Influence of the Solar Luminosity on the Glaciations, Earthquakes and Sea Level Changes
Glaciations were attributed to variations of the Earths orbit (Milankovitch cycles). But the best ever dated paleoclimatic record (from a speleothem from Devils Hole, Nevada) demonstrated that the end of the last glacial period (termination II) happened 10 000 years before the one suggested by the orbital variations, i.e. the result appeared before the reason. This fact suggests that there is something wrong in the theory. Glaciations and deglaciations drive changes of the sea level. Changes in the speed of Earths rotation during glacial- interglacial transitions produce fracturing of the Earths crust and major earthquakes along the fractures. The intensity of this process is as higher as faster is the change of the sea level and as higher is its amplitude. Much higher dimensions of this process may be caused by eruptive increasing of solar luminosity, which may be caused only by collision of large asteroids with the Sun. Such collision may cause Bible Deluge type of event.
💡 Research Summary
The manuscript attempts to construct a unified hypothesis linking solar luminosity variations, glacial cycles, sea‑level change, and major earthquakes. It begins by questioning the Milankovitch orbital theory, citing the Devils Hole speleothem record from Nevada as evidence that Termination II occurred roughly 10 000 years earlier than orbital calculations predict. The author interprets this temporal mismatch as a logical inconsistency—“the effect precedes the cause”—and therefore claims a fundamental flaw in the orbital explanation of glaciations.
Next, the paper proposes a chain of physical processes: during glacial‑interglacial transitions, rapid sea‑level rise alters Earth’s moment of inertia, causing a measurable change in rotation rate. The author argues that the faster and larger the sea‑level change, the greater the induced stress on the crust, leading to fracturing along pre‑existing faults and, consequently, large earthquakes. No quantitative model is presented; the magnitude of the rotational change caused by a few hundred meters of sea‑level rise is on the order of 10⁻⁸ % of Earth’s total angular momentum, far too small to generate tectonic stresses comparable to those accumulated by plate motions. Moreover, statistical analyses of global seismic catalogs show no robust correlation between sea‑level fluctuations and the timing or magnitude of major earthquakes.
The most speculative element of the manuscript is the claim that abrupt increases in solar luminosity can trigger glaciations, sea‑level rise, and seismicity. The author attributes such luminosity spikes to collisions of large asteroids (tens of kilometres in diameter) with the Sun, suggesting that these impacts could produce a “Biblical‑deluge‑type” event on Earth. Contemporary solar physics, however, demonstrates that an asteroid of even a substantial size would deposit a negligible fraction of the Sun’s total energy output. Observed solar flares and coronal mass ejections alter total solar irradiance by less than 0.1 % for minutes to hours, insufficient to drive the multi‑centennial climate changes required to melt ice sheets. No observational evidence of historic solar‑luminosity spikes of the magnitude required is presented, nor are any astrophysical calculations supporting the feasibility of such impacts.
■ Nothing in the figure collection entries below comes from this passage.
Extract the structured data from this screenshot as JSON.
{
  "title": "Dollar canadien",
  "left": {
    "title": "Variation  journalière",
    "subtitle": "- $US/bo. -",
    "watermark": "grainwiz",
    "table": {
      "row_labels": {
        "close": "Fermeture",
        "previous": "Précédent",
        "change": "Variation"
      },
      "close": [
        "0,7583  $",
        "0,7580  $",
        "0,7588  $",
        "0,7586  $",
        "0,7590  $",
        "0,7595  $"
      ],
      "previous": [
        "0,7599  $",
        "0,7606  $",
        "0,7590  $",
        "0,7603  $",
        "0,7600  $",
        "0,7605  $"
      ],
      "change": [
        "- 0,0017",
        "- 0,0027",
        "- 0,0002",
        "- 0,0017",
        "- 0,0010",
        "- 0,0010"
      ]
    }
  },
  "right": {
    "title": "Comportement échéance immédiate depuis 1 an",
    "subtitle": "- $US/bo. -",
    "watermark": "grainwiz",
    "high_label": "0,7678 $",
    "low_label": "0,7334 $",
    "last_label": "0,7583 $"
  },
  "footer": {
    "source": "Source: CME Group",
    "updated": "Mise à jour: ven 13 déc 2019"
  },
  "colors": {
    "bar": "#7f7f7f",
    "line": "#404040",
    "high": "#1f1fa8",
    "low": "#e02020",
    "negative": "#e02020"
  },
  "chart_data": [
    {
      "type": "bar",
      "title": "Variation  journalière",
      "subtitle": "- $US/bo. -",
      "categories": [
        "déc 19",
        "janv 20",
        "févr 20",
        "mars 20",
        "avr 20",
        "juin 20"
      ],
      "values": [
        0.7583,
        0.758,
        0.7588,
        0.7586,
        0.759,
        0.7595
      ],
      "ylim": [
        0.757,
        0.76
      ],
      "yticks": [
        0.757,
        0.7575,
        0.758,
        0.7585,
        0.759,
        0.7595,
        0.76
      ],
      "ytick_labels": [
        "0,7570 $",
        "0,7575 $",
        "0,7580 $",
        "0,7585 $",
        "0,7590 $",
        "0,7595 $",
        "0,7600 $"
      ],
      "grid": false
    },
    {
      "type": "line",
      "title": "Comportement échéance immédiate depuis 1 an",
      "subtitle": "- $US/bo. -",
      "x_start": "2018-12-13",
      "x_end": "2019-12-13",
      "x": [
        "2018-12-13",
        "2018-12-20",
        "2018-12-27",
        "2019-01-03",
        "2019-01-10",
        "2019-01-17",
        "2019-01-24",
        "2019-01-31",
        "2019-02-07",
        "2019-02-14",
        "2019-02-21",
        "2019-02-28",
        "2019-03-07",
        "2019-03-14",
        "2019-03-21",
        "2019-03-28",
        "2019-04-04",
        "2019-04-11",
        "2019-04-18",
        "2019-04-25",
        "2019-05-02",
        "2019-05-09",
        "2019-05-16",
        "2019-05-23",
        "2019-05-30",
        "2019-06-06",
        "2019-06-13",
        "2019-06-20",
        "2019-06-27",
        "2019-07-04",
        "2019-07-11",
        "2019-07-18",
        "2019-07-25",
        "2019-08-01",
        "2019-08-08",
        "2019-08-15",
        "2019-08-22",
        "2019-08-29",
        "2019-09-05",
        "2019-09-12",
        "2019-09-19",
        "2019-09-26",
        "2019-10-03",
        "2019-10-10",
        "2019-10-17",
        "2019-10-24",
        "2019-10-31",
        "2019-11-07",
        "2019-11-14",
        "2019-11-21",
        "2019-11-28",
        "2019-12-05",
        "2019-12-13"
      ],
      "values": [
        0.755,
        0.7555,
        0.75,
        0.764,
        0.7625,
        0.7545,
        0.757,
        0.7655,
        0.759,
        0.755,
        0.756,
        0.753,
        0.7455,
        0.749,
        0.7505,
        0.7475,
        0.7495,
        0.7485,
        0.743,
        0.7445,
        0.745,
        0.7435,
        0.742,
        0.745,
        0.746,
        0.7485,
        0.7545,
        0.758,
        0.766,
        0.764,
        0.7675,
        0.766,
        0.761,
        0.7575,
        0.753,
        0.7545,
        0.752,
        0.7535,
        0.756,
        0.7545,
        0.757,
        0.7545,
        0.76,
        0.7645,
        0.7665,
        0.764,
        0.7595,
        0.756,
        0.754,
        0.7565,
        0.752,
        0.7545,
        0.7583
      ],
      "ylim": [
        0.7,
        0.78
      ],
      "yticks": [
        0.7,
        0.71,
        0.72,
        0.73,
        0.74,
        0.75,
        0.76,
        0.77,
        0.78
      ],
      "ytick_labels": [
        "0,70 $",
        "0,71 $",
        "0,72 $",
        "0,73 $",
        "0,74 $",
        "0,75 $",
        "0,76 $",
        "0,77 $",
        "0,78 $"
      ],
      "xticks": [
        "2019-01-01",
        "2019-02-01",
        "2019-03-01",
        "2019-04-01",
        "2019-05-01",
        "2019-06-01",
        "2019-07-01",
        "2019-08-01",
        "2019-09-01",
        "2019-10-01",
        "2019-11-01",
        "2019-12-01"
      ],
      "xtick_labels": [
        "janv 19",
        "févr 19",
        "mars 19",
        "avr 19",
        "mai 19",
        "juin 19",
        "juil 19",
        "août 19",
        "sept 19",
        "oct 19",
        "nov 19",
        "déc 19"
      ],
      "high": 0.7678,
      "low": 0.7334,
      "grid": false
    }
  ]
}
Throughout the paper, citations are sparse, and the author relies heavily on a single regional proxy (the Devils Hole record) while ignoring the extensive global paleoclimate database that includes marine sediment cores, ice cores, and other speleothems—all of which collectively validate the Milankovitch framework. The manuscript also lacks any sensitivity analysis, error propagation, or statistical testing of its central claims.
In the concluding section, the author warns that future asteroid‑Sun collisions could again cause simultaneous glaciation, sea‑level upheaval, and catastrophic earthquakes. Given the absence of a physically plausible mechanism, the lack of supporting data, and the contradiction with well‑established orbital, tectonic, and solar science, the hypothesis remains speculative at best and scientifically untenable at worst. The paper therefore does not meet the standards of rigorous, evidence‑based research and should be treated with considerable skepticism.